Jordy Kuiper

No. 18 – Donar
- Position: Power forward
- League: BNXT League

Personal information
- Born: 2 June 1995 (age 31) Groningen, Netherlands
- Listed height: 2.06 m (6 ft 9 in)
- Listed weight: 113 kg (249 lb)

Career information
- College: UNC Greensboro (2013–2018)
- NBA draft: 2018: undrafted
- Playing career: 2018–present

Career history
- 2018–2019: Grindavík
- 2019–2020: Cáceres
- 2020–2021: CEP Lorient
- 2021–2023: Real Valladolid
- 2023-present: Donar

= Jordy Kuiper =

Dutch basketball player (born 1995)

Jordy Kuiper (born 2 June 1995) is a Dutch basketball player who plays for Donar of the BNXT League. Standing at , he plays as power forward. Kuiper played five seasons of college basketball for UNCG before turning professional in 2018. He then went on to play in Iceland, Spain and France, before returning to the Netherlands in 2023.

==Early career==
Kuiper played with the Canarias Basketball Academy in Spain. There, he averaged 16 points and 9 rebounds per game.

==College career==
Kuiper played college basketball for the UNC Greensboro Spartans. In his third year, he redshirted. As a student at UNCG, Kuiper majored in sociology.

==Professional career==
In August 2018, Kuiper signed his first professional contract with Grindavík in Iceland. He averaged 16.8 points and 7.8 rebounds per game in the Icelandic Premier League.
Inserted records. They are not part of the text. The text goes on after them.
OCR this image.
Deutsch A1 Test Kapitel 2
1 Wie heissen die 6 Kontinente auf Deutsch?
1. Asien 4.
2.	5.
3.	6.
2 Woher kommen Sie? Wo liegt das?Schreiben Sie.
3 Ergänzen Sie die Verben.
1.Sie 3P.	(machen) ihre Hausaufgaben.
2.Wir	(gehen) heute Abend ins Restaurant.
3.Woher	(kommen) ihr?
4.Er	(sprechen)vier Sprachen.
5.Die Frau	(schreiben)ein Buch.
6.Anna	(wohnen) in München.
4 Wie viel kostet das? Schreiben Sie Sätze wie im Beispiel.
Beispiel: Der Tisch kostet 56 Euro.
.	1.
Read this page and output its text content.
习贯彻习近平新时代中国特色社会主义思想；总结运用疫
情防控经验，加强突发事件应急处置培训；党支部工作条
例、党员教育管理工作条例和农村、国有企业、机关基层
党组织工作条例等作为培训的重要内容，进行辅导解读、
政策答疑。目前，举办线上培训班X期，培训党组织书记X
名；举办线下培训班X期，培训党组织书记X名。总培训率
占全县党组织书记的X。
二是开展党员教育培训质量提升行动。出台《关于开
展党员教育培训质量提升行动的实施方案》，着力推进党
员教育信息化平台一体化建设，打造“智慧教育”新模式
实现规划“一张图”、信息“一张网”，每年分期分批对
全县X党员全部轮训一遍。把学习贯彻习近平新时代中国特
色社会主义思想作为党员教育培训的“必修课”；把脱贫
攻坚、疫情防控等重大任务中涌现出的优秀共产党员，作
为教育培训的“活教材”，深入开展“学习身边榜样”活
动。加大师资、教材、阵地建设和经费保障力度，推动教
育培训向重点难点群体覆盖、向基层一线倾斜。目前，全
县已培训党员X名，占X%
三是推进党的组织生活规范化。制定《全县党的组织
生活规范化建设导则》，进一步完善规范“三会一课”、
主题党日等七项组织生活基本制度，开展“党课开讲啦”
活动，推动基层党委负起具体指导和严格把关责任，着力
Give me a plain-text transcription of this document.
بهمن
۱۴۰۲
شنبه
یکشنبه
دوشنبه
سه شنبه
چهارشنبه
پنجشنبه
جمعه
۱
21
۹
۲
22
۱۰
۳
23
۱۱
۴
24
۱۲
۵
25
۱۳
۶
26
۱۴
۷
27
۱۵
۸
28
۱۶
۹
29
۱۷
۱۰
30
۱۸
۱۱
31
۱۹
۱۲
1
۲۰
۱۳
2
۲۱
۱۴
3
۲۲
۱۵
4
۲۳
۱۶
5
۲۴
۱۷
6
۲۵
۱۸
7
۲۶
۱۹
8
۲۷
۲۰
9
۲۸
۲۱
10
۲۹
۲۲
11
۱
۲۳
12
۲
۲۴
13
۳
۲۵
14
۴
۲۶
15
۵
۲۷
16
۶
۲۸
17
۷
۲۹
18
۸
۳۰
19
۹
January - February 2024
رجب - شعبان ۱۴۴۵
On 7 August 2019, Kuiper signed with Cáceres Ciudad del Baloncesto for the 2019–20 season.

On 14 July 2020, Kuiper signed with CEP Lorient in France. He averaged 7.2 points in 13 games in the NM1.

On August 2, 2021, he has signed with Real Valladolid Baloncesto of the LEB Oro. Kuiper remained with Valladolid for a second season.

In August 2023, Kuiper signed a one-year agreement with Donar, the team from his hometown Groningen that he supported as a kid.

== National team career ==
On 12 November 2022, Kuipers made his senior debut for the Netherlands senior team in a 77–96 home loss to Ukraine. He scored 2 points in nine minutes of play.

== Personal ==
Kuiper has type 1 diabetes. Growing up in Groningen, he was a supporter of Donar.